Correct punctuation before a name or list of names
Solution 1:
If you’re addressing Bill, the question doesn’t arise, because we don’t use commas in speech. In writing, I invited my cousin, Bill suggests, as you say, only one cousin, whereas I invited my cousin Bill suggests there might also be cousins Jane and Andrew and perhaps more besides. If you’d organized some occasion for your extended family, and you said I invited my cousins Bill, Jane, and Andrew that, by analogy, might suggest that they you had cousins who were not invited. On the other hand, I invited my cousins, Bill, Jane, and Andrew might suggest that they were all the cousins you had. In practice, there are likely to be other clues in the linguistic and social environment helping to resolve any ambiguity.

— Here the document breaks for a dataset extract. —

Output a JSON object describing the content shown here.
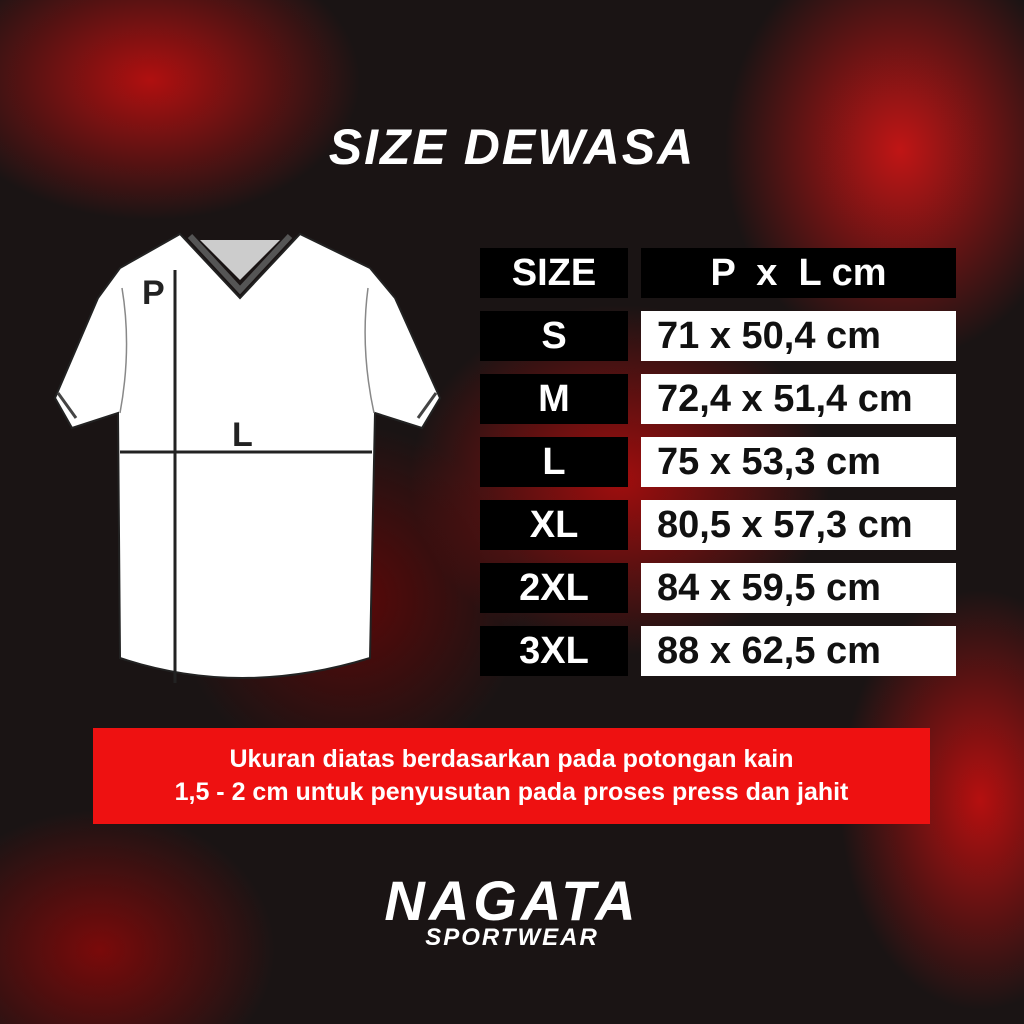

You probably know that the use of commas in this way, and the designations ‘restrictive’ and ‘non-restrictive’ (alternatively, ‘defining’ and ‘non-defining’) are more usually applied to relative clauses. In the sentence I invited my cousin who lives in Australia, the clause who lives in Australia is restrictive and leaves open the possibility of cousins elsewhere. In I invited my cousin , who lives in Australia, the clause who lives in Australia is non-restrictive, and doesn’t. (The authors of ‘The Cambridge Grammar of the English Language’ use the terms ‘integrated’ and ‘supplementary’, which seem preferable.)
Solution 2:
After reading this I would say that option B is correct. If your cousin's name was Bill, that would be a restrictive appositive and there would be no comma.